日本とサウジアラビア両政府が、電気自動車(EV)や蓄電池など脱炭素製品の製造に不可欠な重要鉱物のサプライチェーン(供給網)強化に向け、協力覚書を交わす方向で調整していることが15日、分かった。日本は豊富な投資力を持つサウジと連携してアフリカなどでの鉱山開発を加速し、脱炭素化と経済安全保障の強化を目指す。
 経済産業省とサウジの産業鉱物資源省が、今月下旬にも覚書に署名する見通し。政府が出資するエネルギー・金属鉱物資源機構(JOGMEC)も、世界中の鉱山への投資を目指して設立されたサウジの「マナラ・ミネラルズ・インベストメント・カンパニー」との覚書を交わす。政府による支援を背景に民間の資金を呼び込む狙い。
 岸田文雄首相は7月、サウジを含む中東諸国を歴訪し、中東地域を重要鉱物や水素・アンモニアなど新エネルギーの供給拠点とする「グローバル・グリーン・エネルギー・ハブ構想」を提唱した。構想は、石油に依存した経済構造の転換を目指す中東地域と、エネルギーの安定供給の確保や脱炭素技術の提供による経済成長を狙う日本の、双方のニーズを一致させたもので、今回の連携は構想具体化の第一歩となる。
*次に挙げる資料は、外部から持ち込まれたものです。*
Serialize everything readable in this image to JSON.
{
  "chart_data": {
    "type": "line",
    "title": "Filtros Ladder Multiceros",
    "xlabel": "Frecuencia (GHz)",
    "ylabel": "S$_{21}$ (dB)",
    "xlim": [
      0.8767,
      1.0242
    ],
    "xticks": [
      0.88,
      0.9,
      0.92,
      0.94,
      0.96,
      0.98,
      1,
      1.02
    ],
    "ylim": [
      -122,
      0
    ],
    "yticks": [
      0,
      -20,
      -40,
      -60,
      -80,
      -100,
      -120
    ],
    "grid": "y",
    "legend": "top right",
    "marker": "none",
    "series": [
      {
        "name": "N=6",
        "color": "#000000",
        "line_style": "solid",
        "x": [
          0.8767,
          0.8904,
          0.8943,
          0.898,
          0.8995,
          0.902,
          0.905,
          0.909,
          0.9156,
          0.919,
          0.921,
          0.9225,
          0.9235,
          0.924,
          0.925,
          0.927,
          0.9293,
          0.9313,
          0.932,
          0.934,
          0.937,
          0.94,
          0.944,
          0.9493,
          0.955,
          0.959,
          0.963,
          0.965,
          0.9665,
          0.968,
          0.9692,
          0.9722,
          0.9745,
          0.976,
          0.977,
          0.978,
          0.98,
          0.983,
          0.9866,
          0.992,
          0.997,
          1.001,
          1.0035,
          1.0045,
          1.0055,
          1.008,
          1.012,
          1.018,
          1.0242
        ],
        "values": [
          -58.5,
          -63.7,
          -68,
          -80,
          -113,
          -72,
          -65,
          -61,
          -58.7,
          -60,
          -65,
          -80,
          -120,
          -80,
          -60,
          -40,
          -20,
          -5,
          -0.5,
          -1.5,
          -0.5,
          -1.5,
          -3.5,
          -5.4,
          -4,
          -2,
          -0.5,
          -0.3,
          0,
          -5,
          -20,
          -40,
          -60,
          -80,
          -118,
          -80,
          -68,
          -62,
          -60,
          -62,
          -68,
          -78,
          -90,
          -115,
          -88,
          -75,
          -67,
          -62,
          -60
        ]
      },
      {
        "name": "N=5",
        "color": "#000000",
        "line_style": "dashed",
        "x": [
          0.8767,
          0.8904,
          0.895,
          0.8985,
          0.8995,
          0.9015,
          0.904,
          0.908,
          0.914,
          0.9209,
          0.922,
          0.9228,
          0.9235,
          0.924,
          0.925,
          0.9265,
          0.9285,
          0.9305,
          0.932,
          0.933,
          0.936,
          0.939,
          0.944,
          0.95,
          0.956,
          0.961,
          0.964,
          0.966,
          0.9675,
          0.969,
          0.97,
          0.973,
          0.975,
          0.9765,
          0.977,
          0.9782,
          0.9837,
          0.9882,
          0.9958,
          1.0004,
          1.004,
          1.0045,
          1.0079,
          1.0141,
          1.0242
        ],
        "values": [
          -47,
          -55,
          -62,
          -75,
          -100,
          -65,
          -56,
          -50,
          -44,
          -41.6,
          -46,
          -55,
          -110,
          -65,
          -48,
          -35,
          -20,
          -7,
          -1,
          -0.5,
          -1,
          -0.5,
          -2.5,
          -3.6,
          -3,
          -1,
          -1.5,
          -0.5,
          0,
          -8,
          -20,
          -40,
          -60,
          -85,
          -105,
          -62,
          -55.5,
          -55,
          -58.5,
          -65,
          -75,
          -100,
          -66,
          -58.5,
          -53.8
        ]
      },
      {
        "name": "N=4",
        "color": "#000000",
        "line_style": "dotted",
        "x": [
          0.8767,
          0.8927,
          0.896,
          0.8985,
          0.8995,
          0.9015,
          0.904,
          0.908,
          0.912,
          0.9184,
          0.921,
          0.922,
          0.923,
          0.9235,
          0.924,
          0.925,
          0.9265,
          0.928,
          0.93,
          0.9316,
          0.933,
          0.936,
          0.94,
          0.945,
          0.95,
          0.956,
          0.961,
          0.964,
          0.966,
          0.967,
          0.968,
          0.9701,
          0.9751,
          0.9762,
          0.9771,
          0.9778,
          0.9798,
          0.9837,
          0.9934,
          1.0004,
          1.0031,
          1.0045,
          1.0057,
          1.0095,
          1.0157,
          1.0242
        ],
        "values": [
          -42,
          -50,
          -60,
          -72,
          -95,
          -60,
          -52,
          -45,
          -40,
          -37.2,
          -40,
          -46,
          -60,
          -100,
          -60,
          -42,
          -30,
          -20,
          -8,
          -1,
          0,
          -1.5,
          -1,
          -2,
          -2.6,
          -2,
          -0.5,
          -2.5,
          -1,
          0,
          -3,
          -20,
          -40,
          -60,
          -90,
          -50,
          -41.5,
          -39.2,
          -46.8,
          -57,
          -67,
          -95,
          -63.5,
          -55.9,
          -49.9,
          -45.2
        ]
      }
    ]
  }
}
 日本は、重要鉱物のほぼ全量を輸入に頼る。重要鉱物は限られた地域に偏在するほか、製錬などの中間工程では中国が圧倒的な世界シェアを握る。サウジのほか、鉱物資源が豊富なアフリカや中南米などへの投資を加速させることで供給網を再構築し、経済安全保障の確保を図る。